Currently immersed in a prank call scandal that’s a dream come true for tabloid editors (and a nightmare for his former BBC paymasters), Russell Brand retreated to the relatively safe climes of sports commentary in today’s Guardian.  While expressing no grief over longtime West Ham fixture Harry Redknapp taking up Tottenham’s managerial reins (“my affection for him is such that he could turn up drunk at my house at midnight, kick my cat, seduce my mother and fart Auld Lang Syne into my gaping, awestruck gob and I wouldn’t dare trouble him for a polo“), Brand notes Diego Maradona’s appointment as manager of Argentina’s national side with the caveat, “he is a man whose supreme ability in one area ought naturally inhibit competence in all other areas or it’s just not fair.”

He can’t prosper as a manager after the skill he so profligately squandered as a player – anyone as good at football as Diego Maradona should spend the rest of their life immobile, unable to eat or speak without assistance.

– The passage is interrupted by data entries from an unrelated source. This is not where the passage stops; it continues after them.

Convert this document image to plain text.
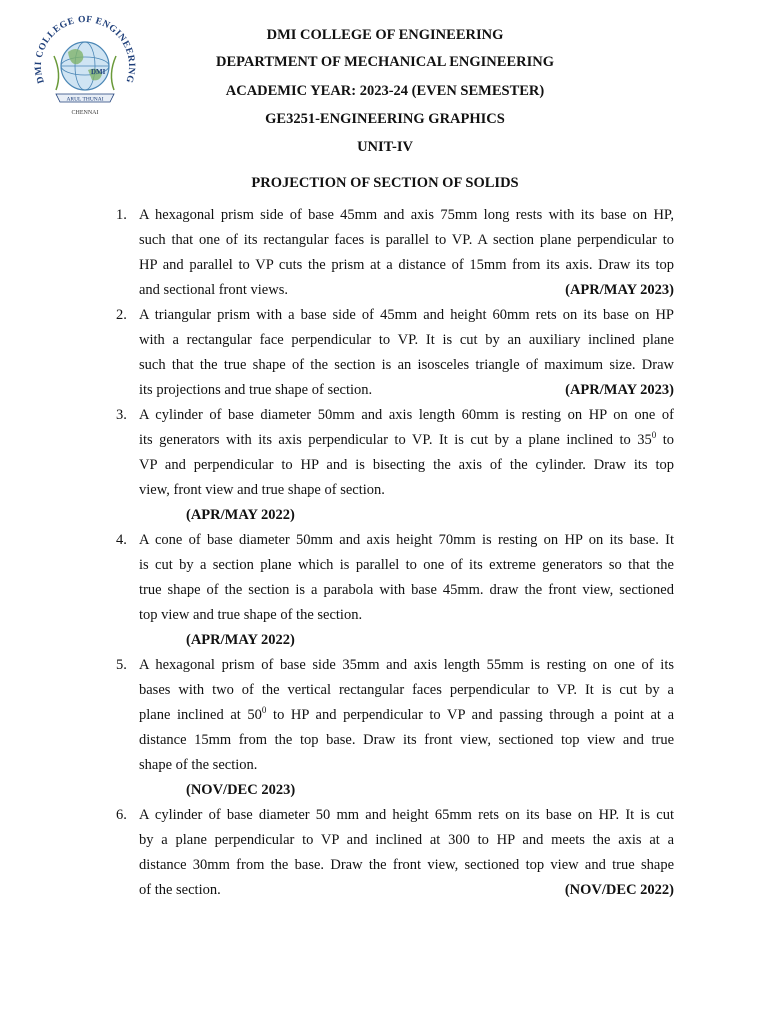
DMI COLLEGE OF ENGINEERING
DMI
ARUL THUNAI
CHENNAI
DMI COLLEGE OF ENGINEERING
DEPARTMENT OF MECHANICAL ENGINEERING
ACADEMIC YEAR: 2023-24 (EVEN SEMESTER)
GE3251-ENGINEERING GRAPHICS
UNIT-IV
PROJECTION OF SECTION OF SOLIDS
1. A hexagonal prism side of base 45mm and axis 75mm long rests with its base on HP,
such that one of its rectangular faces is parallel to VP. A section plane perpendicular to
HP and parallel to VP cuts the prism at a distance of 15mm from its axis. Draw its top
and sectional front views.	(APR/MAY 2023)
2. A triangular prism with a base side of 45mm and height 60mm rets on its base on HP
with a rectangular face perpendicular to VP. It is cut by an auxiliary inclined plane
such that the true shape of the section is an isosceles triangle of maximum size. Draw
its projections and true shape of section.	(APR/MAY 2023)
3. A cylinder of base diameter 50mm and axis length 60mm is resting on HP on one of
its generators with its axis perpendicular to VP. It is cut by a plane inclined to $35^0$ to
VP and perpendicular to HP and is bisecting the axis of the cylinder. Draw its top
view, front view and true shape of section.
(APR/MAY 2022)
4. A cone of base diameter 50mm and axis height 70mm is resting on HP on its base. It
is cut by a section plane which is parallel to one of its extreme generators so that the
true shape of the section is a parabola with base 45mm. draw the front view, sectioned
top view and true shape of the section.
(APR/MAY 2022)
5. A hexagonal prism of base side 35mm and axis length 55mm is resting on one of its
bases with two of the vertical rectangular faces perpendicular to VP. It is cut by a
plane inclined at $50^0$ to HP and perpendicular to VP and passing through a point at a
distance 15mm from the top base. Draw its front view, sectioned top view and true
shape of the section.
(NOV/DEC 2023)
6. A cylinder of base diameter 50 mm and height 65mm rets on its base on HP. It is cut
by a plane perpendicular to VP and inclined at 300 to HP and meets the axis at a
distance 30mm from the base. Draw the front view, sectioned top view and true shape
of the section.	(NOV/DEC 2022)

A gift so celestial ought be expensively purchased with torment and agitation – it seemed quite just when he became a tubby junky because he dabbled with the sublime, he confounded convention, laughed at normalcy, jinxed round Terry Fenwick and bedazzled Peter Shilton. “It was the hand of God,” he famously claimed in ’86 against England. What a brilliant excuse for breaking the rules – “it was God’s fault, take it up with him.” I should like to see Fifa officials constructing their own Tower of Babel to issue a warning to the almighty for unsporting conduct. I wonder if later in life Maradona continued to site holy influence regarding his misdemeanours? “Why have you had that unflattering skinhead?” “It is the haircut of God.” “Diego, you haven’t paid your gas bill…” “I wish I could help – alas, that was the amenity – payment – negligence… of God.” “Signor Maradona you have hoovered up all our cocaine, that was supposed to last all week.” “I wish I could help – unfortunately it was the nose of God what done it.”